Sixteen-year-old Laurel Andol is a country girl through and through. Rodeo is in her blood. But while barrel racing is fun, bull riding is a complete rush.
“I critique myself a lot,” Laurel said. “I keep telling myself I should have been up further on my bull rope. I should have spurred here. I should have hung on a little further here.”
Spoken like a veteran bull rider, but Laurel has only been doing this since last year. It all started at the Maynard rodeo.
“I decided I was going to hop on a bull,” Laurel said. “My dad said, ‘OK, you want to hop on?’ So I did. I wasn’t thinking, I just rode it. Then when I hopped off I was thinking, ‘I’ve got to do this again.’”

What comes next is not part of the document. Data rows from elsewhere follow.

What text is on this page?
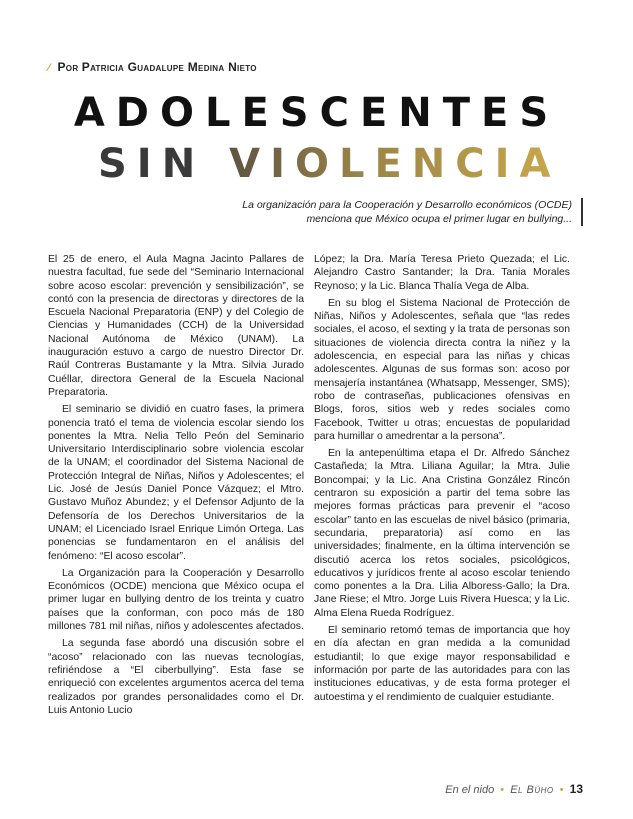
⁄ Por Patricia Guadalupe Medina Nieto
ADOLESCENTES
SIN VIOLENCIA

La organización para la Cooperación y Desarrollo económicos (OCDE)

menciona que México ocupa el primer lugar en bullying...

El 25 de enero, el Aula Magna Jacinto Pallares de nuestra facultad, fue sede del “Seminario Internacional sobre acoso escolar: prevención y sensibilización”, se contó con la presencia de directoras y directores de la Escuela Nacional Preparatoria (ENP) y del Colegio de Ciencias y Humanidades (CCH) de la Universidad Nacional Autónoma de México (UNAM). La inauguración estuvo a cargo de nuestro Director Dr. Raúl Contreras Bustamante y la Mtra. Silvia Jurado Cuéllar, directora General de la Escuela Nacional Preparatoria.

El seminario se dividió en cuatro fases, la primera ponencia trató el tema de violencia escolar siendo los ponentes la Mtra. Nelia Tello Peón del Seminario Universitario Interdisciplinario sobre violencia escolar de la UNAM; el coordinador del Sistema Nacional de Protección Integral de Niñas, Niños y Adolescentes; el Lic. José de Jesús Daniel Ponce Vázquez; el Mtro. Gustavo Muñoz Abundez; y el Defensor Adjunto de la Defensoría de los Derechos Universitarios de la UNAM; el Licenciado Israel Enrique Limón Ortega. Las ponencias se fundamentaron en el análisis del fenómeno: “El acoso escolar”.

La Organización para la Cooperación y Desarrollo Económicos (OCDE) menciona que México ocupa el primer lugar en bullying dentro de los treinta y cuatro países que la conforman, con poco más de 180 millones 781 mil niñas, niños y adolescentes afectados.

La segunda fase abordó una discusión sobre el “acoso” relacionado con las nuevas tecnologías, refiriéndose a “El ciberbullying”. Esta fase se enriqueció con excelentes argumentos acerca del tema realizados por grandes personalidades como el Dr. Luis Antonio Lucio

López; la Dra. María Teresa Prieto Quezada; el Lic. Alejandro Castro Santander; la Dra. Tania Morales Reynoso; y la Lic. Blanca Thalía Vega de Alba.

En su blog el Sistema Nacional de Protección de Niñas, Niños y Adolescentes, señala que “las redes sociales, el acoso, el sexting y la trata de personas son situaciones de violencia directa contra la niñez y la adolescencia, en especial para las niñas y chicas adolescentes. Algunas de sus formas son: acoso por mensajería instantánea (Whatsapp, Messenger, SMS); robo de contraseñas, publicaciones ofensivas en Blogs, foros, sitios web y redes sociales como Facebook, Twitter u otras; encuestas de popularidad para humillar o amedrentar a la persona”.

En la antepenúltima etapa el Dr. Alfredo Sánchez Castañeda; la Mtra. Liliana Aguilar; la Mtra. Julie Boncompai; y la Lic. Ana Cristina González Rincón centraron su exposición a partir del tema sobre las mejores formas prácticas para prevenir el “acoso escolar” tanto en las escuelas de nivel básico (primaria, secundaria, preparatoria) así como en las universidades; finalmente, en la última intervención se discutió acerca los retos sociales, psicológicos, educativos y jurídicos frente al acoso escolar teniendo como ponentes a la Dra. Lilia Alboress-Gallo; la Dra. Jane Riese; el Mtro. Jorge Luis Rivera Huesca; y la Lic. Alma Elena Rueda Rodríguez.

El seminario retomó temas de importancia que hoy en día afectan en gran medida a la comunidad estudiantil; lo que exige mayor responsabilidad e información por parte de las autoridades para con las instituciones educativas, y de esta forma proteger el autoestima y el rendimiento de cualquier estudiante.

En el nido • El Búho • 13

“She jumped on and after 12 seconds we started yelling at her to get off because you are only supposed to ride them for 8,” said Laurel’s dad, Derek. “Ever since then she’s been hooked.”
That means travelling with her dad to northern Minnesota to compete in a male-dominated sport. But as the boys have quickly learned, Laurel has taken a “no bull” approach to winning. She’s won five out of six competitions this year.
“She’s not afraid,” Derek said. “I mean, one of my friends was helping here pull her rope and the bull was kind of banging her up in the shoot- and he said to me later, boy, she’s not afraid of anything he said.”
“I wasn’t surprised,” said Laurel’s mom, Karen. “She’s the kind of gal that likes to do something different, off the wall.”
Laurel has taken notice of the crowds.
“I just love listening to the crowd,” she said. “It’s amazing.”
The crowds, in turn, have taken notice of her. People now ask for autographs and pictures. Laurel obliges — even when she’s banged up.
“There was a girl that came up and wanted to take her picture and get her autograph and all of the sudden the pain went away,” Derek said. “She got on the next day and won after being injured on the first one.”
For Laurel, life is a rodeo.
She has no plans to get off the saddle or get off the bull. When it comes to her dream, she’s holding on as tight as she can.
“I just want to be out there and ride to show what I’ve got and to encourage other girls to do it because it’s a lot of fun,” Laurel said. “Just go out there and do it. Get ‘er done!”
Laurel’s next step is to go from junior bull competitions to open bull riding.
Her family wants to thank other rodeo families for all the support Laurel has received.